Sound Decision Maaya Sakamoto
by Jonathan Mays, Sep 7th 2005
It seems like just yesterday that fifteen-year-old Maaya Sakamoto was the princess of anime. Bursting onto the scene with the starring role in 1997's Escaflowne, Sakamoto thrived as a sweet, passionate voice actress and an adventurous singer. The following years would see her talents showcased in El Hazard, Record of Lodoss War, and Risky Safety, and sprinkled into shows like Geneshaft and RahXephon.|
Now, with her teenage years behind her, Sakamoto is moving into new, more challenging territory. She voiced Princess Amidala in Star Wars, tested the stage with "Les Miserables," and starred in a short film called "03 Cross." But all of that pales in comparison to her shocking decision to split from legendary composer Yoko Kanno. Has the clock reached midnight for Princess Sakamoto, or is she laying the steps to be anime's next queen?
Did you start as a singer or a voice actress?
I did all sorts of acting and theater, so that was first.
When did you start singing?
When I was sixteen, the first song I sang was the opening for Escaflowne.
What about Yoko Kanno?
Hmm, the first meeting? I was about sixteen and getting ready to sing the Escaflowne song. It was like she was a bright, charming older sister.
Still do most of your work with her?
From when I was sixteen until very recently, everything that I did in music was with her.
When did you decide to start doing solo projects outside of anime?
Right from the start. I released my first album when I was seventeen; it was done so quickly.
What are the different challenges that come between singing and voice acting?

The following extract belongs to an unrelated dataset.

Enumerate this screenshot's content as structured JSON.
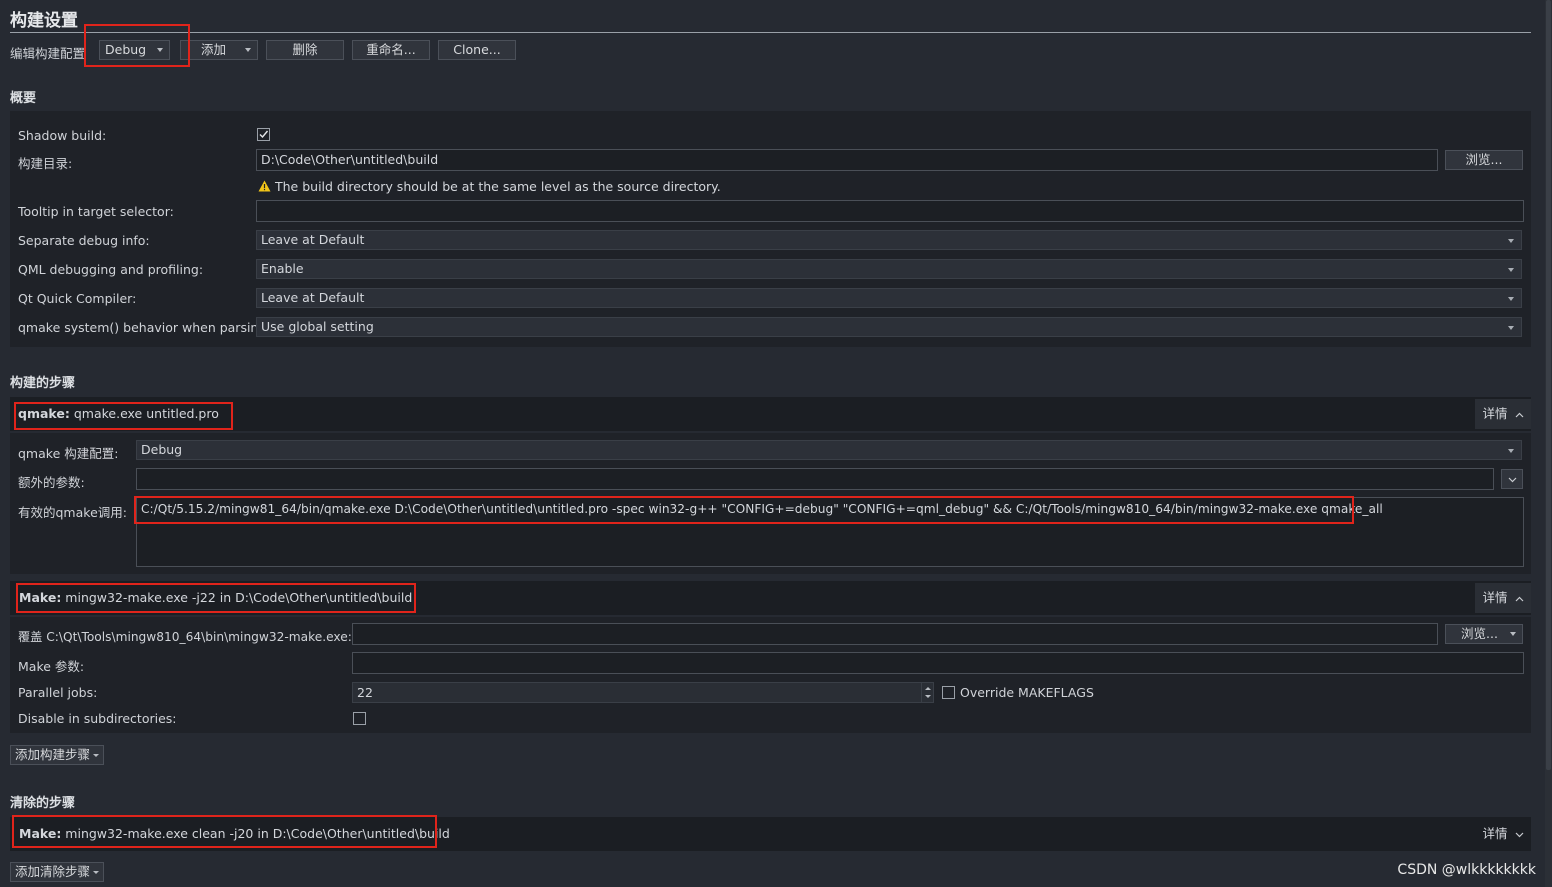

The biggest difference is probably that, when you're acting, you become someone else. You have to be another person. When you sing, it's more about discovering yourself, finding the way to best express your own feelings.
Have you learned more about yourself through singing?
I also write my own lyrics, and in doing so, it takes a lot of thought. It makes me think about how I want to express myself and the kind of things I'm thinking about. It also gives me a chance to face myself and find out what it is that I most want to sing.
What sort of inner discoveries have you made?
After singing some songs year after year, you can see the growth from year to year. You also find out what stays the same. I've written songs to encourage myself when I wasn't feeling my best, to push myself to go on.
Do you find it harder to express yourself through your songs, or someone else through voice acting?
[English] Both. I think both are very difficult, but expressing yourself is probably harder.
When did you start singing in English?
From the very start.
[Laughs] I'm not really sure exactly how it came about, but back when I was sixteen, Ms. Kanno said, "It would be good include an English song on your album." And then it became a sort of tradition.
Has Kanno ever asked you to do something really hard or unusual?
[English] Every time! Ms. Kanno is a very unique person, and the hurdles she sets for you are high and get higher every single time. Everything I do with her gets harder and harder, but you have a great sense of accomplishment after doing it, so it's fun and entertaining, even if it's very difficult.
What's your favorite kind of music to sing?
The music I sing right now is my favorite. [English] I love my music.
Is there anything you haven't done yet that you want to try?
Hmmm... right now I'm working on an album that doesn't involve Ms. Kanno. Different people, different musicians—that in itself is very different for me. Right now I just want to be able to meet more musicians and open myself up to those new experiences and create something refreshing.
What's on your iPod right now?
[English] My favorite music is mostly folk and rock. Oasis, Sarah McLaughlin... many people. But not really Japanese pop.
Back to voice acting... what character do you think taught you the most?
One of my first voice acting roles was Hitomi from Escaflowne. She was a high school student as I was. In doing her character, after a while, I didn't know where I ended and she began.
Can you talk about the kinds of hurdles you overcame while singing?
There are a lot of different things that Ms. Kanno wants from you. Some of those hurdles are technical, like a difficult melody line or a high key, but they can also be on an emotional level, like how she wants me to express the lyrics. Also, not necessarily lyrics, but something that can't be expressed with words that she wants in the song.
What's the most embarrassing thing that's ever happened in your career?
[English] For me, I can't speak well in English, but I have a lot of English songs on my CDs, so it's really a shame. [Laughs] Did you see my concert?
The place was really rocking. Could you stand my MC?
For me, I was very nervous about yesterday's concert. I wasn't quite sure if anybody would understand my English. I was quite happy that everyone seemed to enjoy them.